Nach dem Studium: Karrierestart ohne Praxisschock

Nach dem Studium : Karrierestart ohne Praxisschock

Münster (RPO). Der Schritt von der Uni ins Berufsleben ist nicht einfach. Eine sorgfältige Einarbeitung in den ersten Job gibt es selten. Hochschulabsolventen müssen lernen, sich in der Firma zu behaupten. Dafür brauchen sie neben Fachwissen soziale Kompetenz.

Als sogenannter Highpotential hat Carola Meyer eine strukturierte Einarbeitung erwartet. "Fehlanzeige!", ist ihr Fazit. Die Wirtschafts- und Sozialwissenschaftlerin aus Augsburg ist als Mediaberaterin direkt in eine Verlagsgruppe eingestiegen. In den ersten Tagen wurde sie mit Büchern und schriftlichen Informationen abgespeist. "Verkaufserfahrung" bekam sie durch das Mithören von Telefongesprächen, "Strategiekenntnisse" durch die wöchentlichen Meetings.

Praxisschock gehört dazu

Diese Treffen waren Austragungsort diverser Machtkämpfe und weniger ein Diskussionsforum, beklagt die Diplom-Kauffrau, die inzwischen einen Ratgeber "Karrierestart nach dem Studium" geschrieben hat. Sie ist überzeugt, dass der Praxisschock zum Berufseinstieg dazu gehört.

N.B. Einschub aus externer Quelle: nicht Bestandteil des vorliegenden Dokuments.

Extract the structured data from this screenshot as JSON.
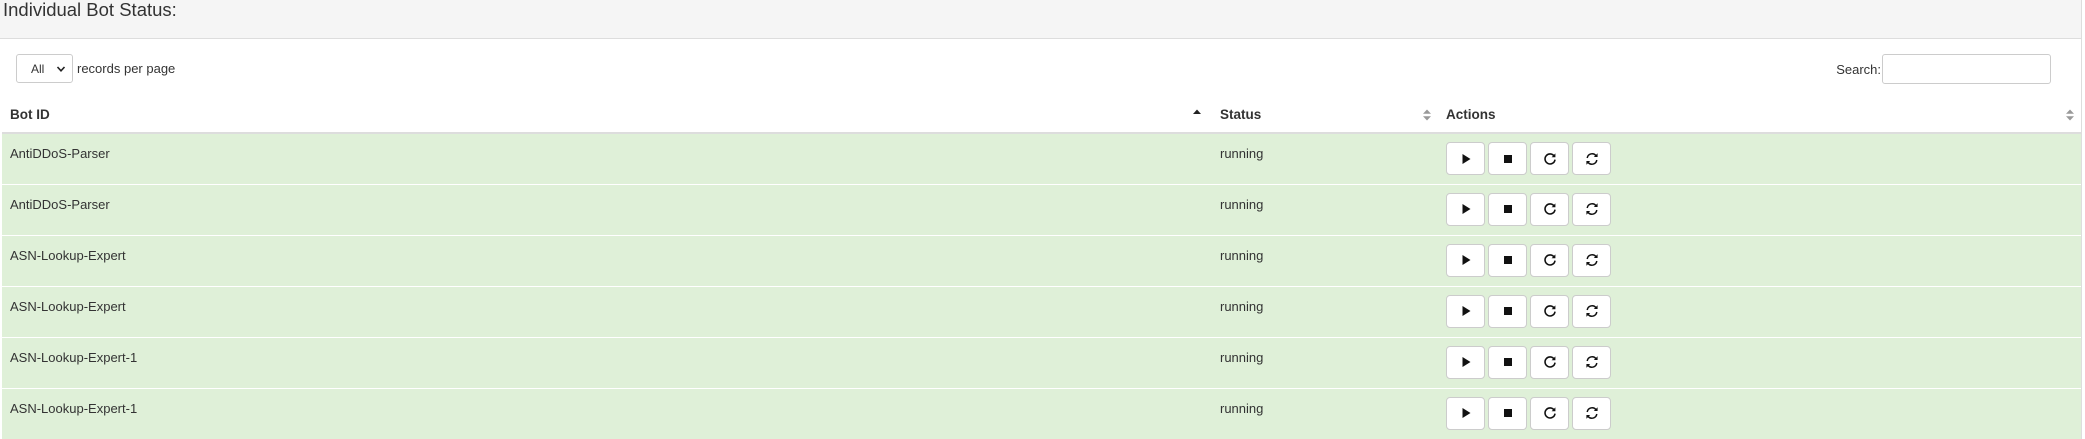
{
  "panel": {
    "title": "Individual Bot Status:"
  },
  "controls": {
    "length_value": "All",
    "length_label": "records per page",
    "search_label": "Search:",
    "search_value": ""
  },
  "table": {
    "columns": [
      "Bot ID",
      "Status",
      "Actions"
    ],
    "sorted_column": "Bot ID",
    "sort_direction": "ascending",
    "row_color": "#dff0d8",
    "rows": [
      {
        "bot_id": "AntiDDoS-Parser",
        "status": "running"
      },
      {
        "bot_id": "AntiDDoS-Parser",
        "status": "running"
      },
      {
        "bot_id": "ASN-Lookup-Expert",
        "status": "running"
      },
      {
        "bot_id": "ASN-Lookup-Expert",
        "status": "running"
      },
      {
        "bot_id": "ASN-Lookup-Expert-1",
        "status": "running"
      },
      {
        "bot_id": "ASN-Lookup-Expert-1",
        "status": "running"
      }
    ],
    "action_icons": [
      "play-icon",
      "stop-icon",
      "restart-icon",
      "reload-icon"
    ]
  }
}
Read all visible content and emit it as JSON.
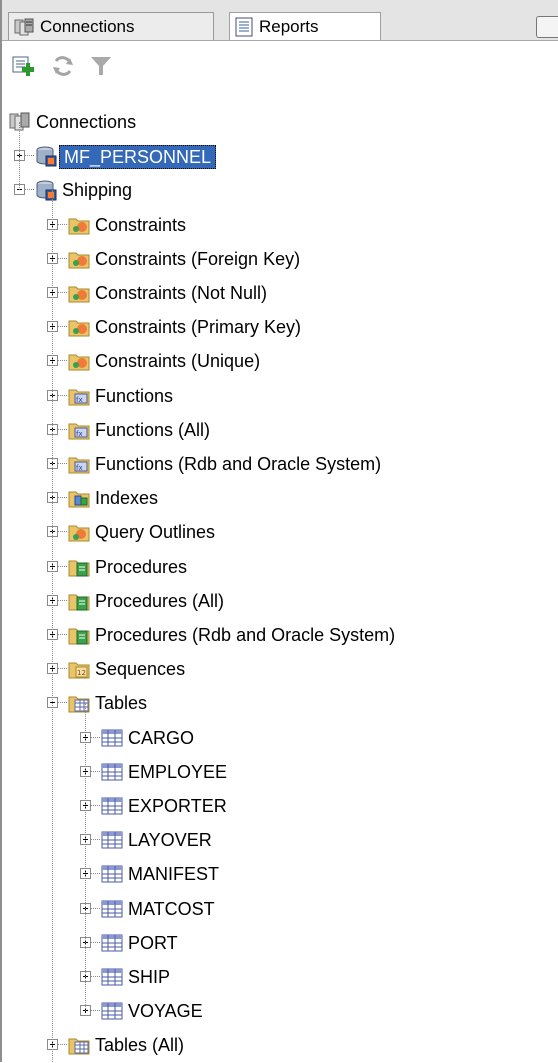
{
  "tabs": [
    {
      "label": "Connections",
      "icon": "connections-icon"
    },
    {
      "label": "Reports",
      "icon": "reports-icon"
    }
  ],
  "toolbar": [
    {
      "name": "new-connection-icon"
    },
    {
      "name": "refresh-icon"
    },
    {
      "name": "filter-icon"
    }
  ],
  "tree": {
    "root": "Connections",
    "connections": [
      {
        "label": "MF_PERSONNEL",
        "selected": true,
        "expanded": false
      },
      {
        "label": "Shipping",
        "expanded": true
      }
    ],
    "shipping_nodes": [
      {
        "label": "Constraints",
        "icon": "constraints-folder-icon"
      },
      {
        "label": "Constraints (Foreign Key)",
        "icon": "constraints-folder-icon"
      },
      {
        "label": "Constraints (Not Null)",
        "icon": "constraints-folder-icon"
      },
      {
        "label": "Constraints (Primary Key)",
        "icon": "constraints-folder-icon"
      },
      {
        "label": "Constraints (Unique)",
        "icon": "constraints-folder-icon"
      },
      {
        "label": "Functions",
        "icon": "functions-folder-icon"
      },
      {
        "label": "Functions (All)",
        "icon": "functions-folder-icon"
      },
      {
        "label": "Functions (Rdb and Oracle System)",
        "icon": "functions-folder-icon"
      },
      {
        "label": "Indexes",
        "icon": "indexes-folder-icon"
      },
      {
        "label": "Query Outlines",
        "icon": "query-outlines-folder-icon"
      },
      {
        "label": "Procedures",
        "icon": "procedures-folder-icon"
      },
      {
        "label": "Procedures (All)",
        "icon": "procedures-folder-icon"
      },
      {
        "label": "Procedures (Rdb and Oracle System)",
        "icon": "procedures-folder-icon"
      },
      {
        "label": "Sequences",
        "icon": "sequences-folder-icon"
      },
      {
        "label": "Tables",
        "icon": "tables-folder-icon",
        "expanded": true
      }
    ],
    "tables": [
      "CARGO",
      "EMPLOYEE",
      "EXPORTER",
      "LAYOVER",
      "MANIFEST",
      "MATCOST",
      "PORT",
      "SHIP",
      "VOYAGE"
    ],
    "after_tables": [
      {
        "label": "Tables (All)",
        "icon": "tables-folder-icon"
      }
    ]
  },
  "colors": {
    "selection": "#3468b8",
    "tab_strip": "#e4e4e4",
    "connector": "#8a8a8a"
  }
}
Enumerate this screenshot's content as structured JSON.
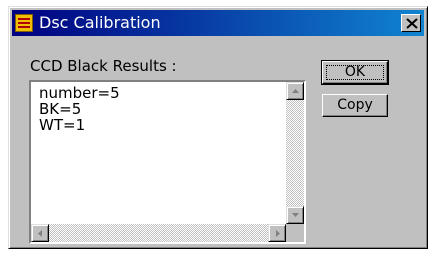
{
  "window": {
    "title": "Dsc Calibration",
    "icon": "dsc-cal-app-icon",
    "close_icon": "close-x-icon"
  },
  "dialog": {
    "label": "CCD Black Results :",
    "results": [
      "number=5",
      "BK=5",
      "WT=1"
    ],
    "ok_label": "OK",
    "copy_label": "Copy"
  },
  "scrollbars": {
    "up_icon": "arrow-up-icon",
    "down_icon": "arrow-down-icon",
    "left_icon": "arrow-left-icon",
    "right_icon": "arrow-right-icon"
  },
  "colors": {
    "titlebar_start": "#000080",
    "titlebar_end": "#1084d0",
    "face": "#c0c0c0"
  }
}
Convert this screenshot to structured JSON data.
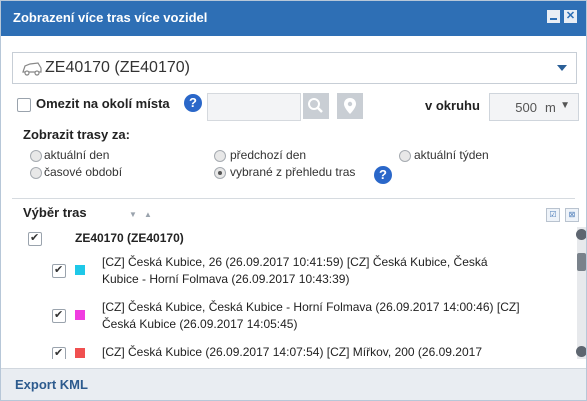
{
  "window": {
    "title": "Zobrazení více tras více vozidel",
    "title_color": "#2e6fb5"
  },
  "vehicle_select": {
    "value": "ZE40170 (ZE40170)",
    "icon": "car-icon"
  },
  "limit": {
    "label": "Omezit na okolí místa",
    "checked": false,
    "help": "?",
    "search_value": "",
    "search_icon": "search-icon",
    "pin_icon": "map-pin-icon",
    "radius_label": "v okruhu",
    "radius_value": "500",
    "radius_unit": "m"
  },
  "show_routes": {
    "heading": "Zobrazit trasy za:",
    "options": [
      {
        "label": "aktuální den",
        "selected": false
      },
      {
        "label": "předchozí den",
        "selected": false
      },
      {
        "label": "aktuální týden",
        "selected": false
      },
      {
        "label": "časové období",
        "selected": false
      },
      {
        "label": "vybrané z přehledu tras",
        "selected": true
      }
    ],
    "help": "?"
  },
  "route_select": {
    "heading": "Výběr tras",
    "vehicle_row": {
      "label": "ZE40170 (ZE40170)",
      "checked": true
    },
    "routes": [
      {
        "color": "#1ec8e8",
        "checked": true,
        "line1": "[CZ] Česká Kubice, 26 (26.09.2017 10:41:59) [CZ] Česká Kubice, Česká",
        "line2": "Kubice - Horní Folmava (26.09.2017 10:43:39)"
      },
      {
        "color": "#f03ce0",
        "checked": true,
        "line1": "[CZ] Česká Kubice, Česká Kubice - Horní Folmava (26.09.2017 14:00:46) [CZ]",
        "line2": "Česká Kubice (26.09.2017 14:05:45)"
      },
      {
        "color": "#f05050",
        "checked": true,
        "line1": "[CZ] Česká Kubice (26.09.2017 14:07:54) [CZ] Mířkov, 200 (26.09.2017",
        "line2": ""
      }
    ]
  },
  "footer": {
    "export_label": "Export KML"
  }
}
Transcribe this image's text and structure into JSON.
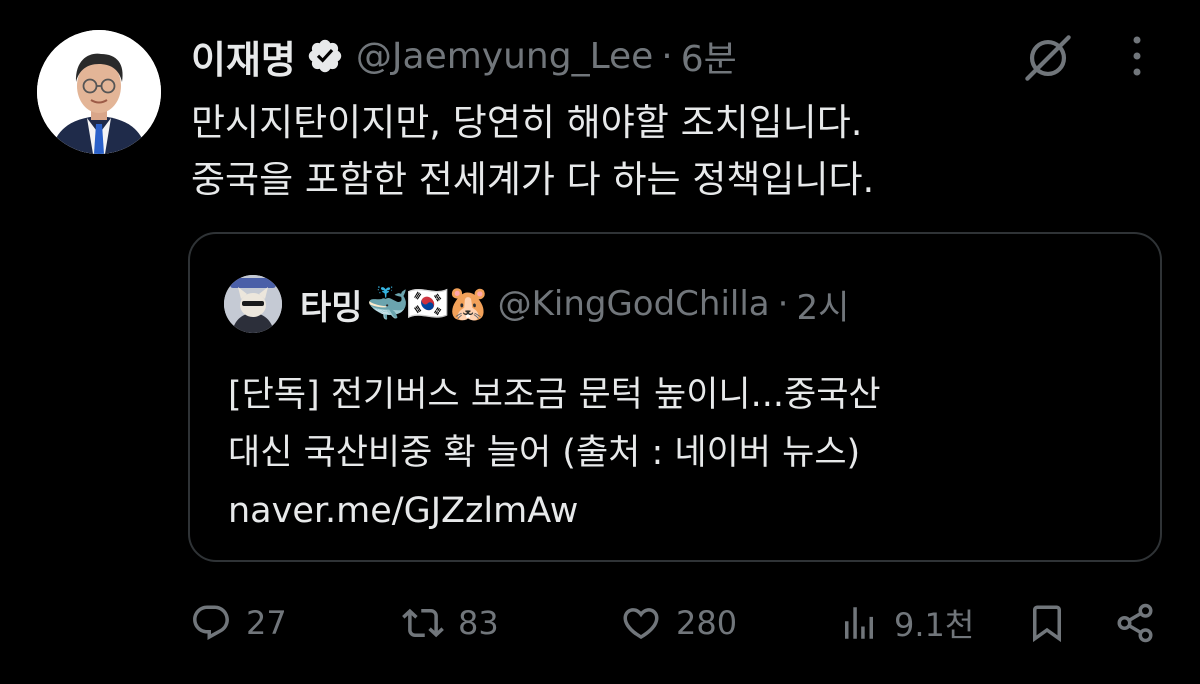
{
  "tweet": {
    "display_name": "이재명",
    "handle": "@Jaemyung_Lee",
    "separator": "·",
    "time": "6분",
    "text_lines": [
      "만시지탄이지만, 당연히 해야할 조치입니다.",
      "중국을 포함한 전세계가 다 하는 정책입니다."
    ]
  },
  "quote": {
    "display_name": "타밍",
    "emojis": "🐳🇰🇷🐹",
    "handle": "@KingGodChilla",
    "separator": "·",
    "time": "2시",
    "text_lines": [
      "[단독] 전기버스 보조금 문턱 높이니...중국산",
      "대신 국산비중 확 늘어 (출처 : 네이버 뉴스)",
      "naver.me/GJZzlmAw"
    ]
  },
  "actions": {
    "replies": "27",
    "reposts": "83",
    "likes": "280",
    "views": "9.1천"
  },
  "colors": {
    "background": "#000000",
    "text": "#e7e9ea",
    "secondary": "#71767b",
    "border": "#2f3336",
    "verified": "#e7e9ea"
  },
  "icons": [
    "verified-badge-icon",
    "grok-icon",
    "more-icon",
    "reply-icon",
    "repost-icon",
    "like-icon",
    "views-icon",
    "bookmark-icon",
    "share-icon"
  ]
}
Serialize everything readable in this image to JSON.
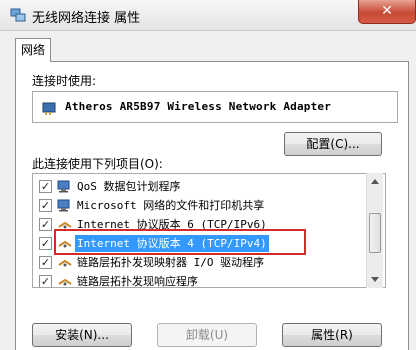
{
  "window": {
    "title": "无线网络连接 属性",
    "close_glyph": "✕"
  },
  "tab": {
    "label": "网络"
  },
  "connect_using": {
    "label": "连接时使用:",
    "adapter": "Atheros AR5B97 Wireless Network Adapter"
  },
  "configure_button": "配置(C)...",
  "items_label": "此连接使用下列项目(O):",
  "items": [
    {
      "label": "QoS 数据包计划程序",
      "checked": true,
      "icon": "qos-icon"
    },
    {
      "label": "Microsoft 网络的文件和打印机共享",
      "checked": true,
      "icon": "network-share-icon"
    },
    {
      "label": "Internet 协议版本 6 (TCP/IPv6)",
      "checked": true,
      "icon": "protocol-icon"
    },
    {
      "label": "Internet 协议版本 4 (TCP/IPv4)",
      "checked": true,
      "icon": "protocol-icon",
      "selected": true
    },
    {
      "label": "链路层拓扑发现映射器 I/O 驱动程序",
      "checked": true,
      "icon": "protocol-icon"
    },
    {
      "label": "链路层拓扑发现响应程序",
      "checked": true,
      "icon": "protocol-icon"
    }
  ],
  "buttons": {
    "install": "安装(N)...",
    "uninstall": "卸载(U)",
    "properties": "属性(R)"
  },
  "colors": {
    "selection": "#3399ff",
    "highlight_box": "#d62a2a"
  }
}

Als Praxisschock bezeichnen Karriereforscher die Neuorientierung in der Arbeitswelt, die von einem engen Zeitkorsett, Hierarchien und Machtspielen geprägt ist. Am schwersten falle Jungakademikern der "Paradigmenwechsel bei der Zielsetzung", so Andreas Eimer, Leiter des Career Services Münster: "Nicht mehr meine Persönlichkeitsentwicklung und Qualifizierung stehen an oberster Stelle, sondern die Erfolge, die ich für das Unternehmen erziele." Die Kontaktstelle zur Berufsorientierung der Universität Münster berät Studierende und Absolventen. "Je unspezifischer die akademische Ausbildung, desto größer der Bedarf", sagt Eimer.

Anfragen aus dem Ausland

Eimer trifft immer wieder auf deutsche Arbeitgeber, die passgenau den Spezialisten suchen, der ihre Probleme lösen kann. Den Berater erreichen aber auch verstärkt Anfragen aus dem Ausland, nach Akademikern egal welcher Studienrichtung: "Die suchen Leute, die Informationen verarbeiten können und Methodenwissen haben." Ein Historiker als Banker? "Warum nicht?", sagen die Briten. "Um Himmels willen!", wehren die Deutschen ab.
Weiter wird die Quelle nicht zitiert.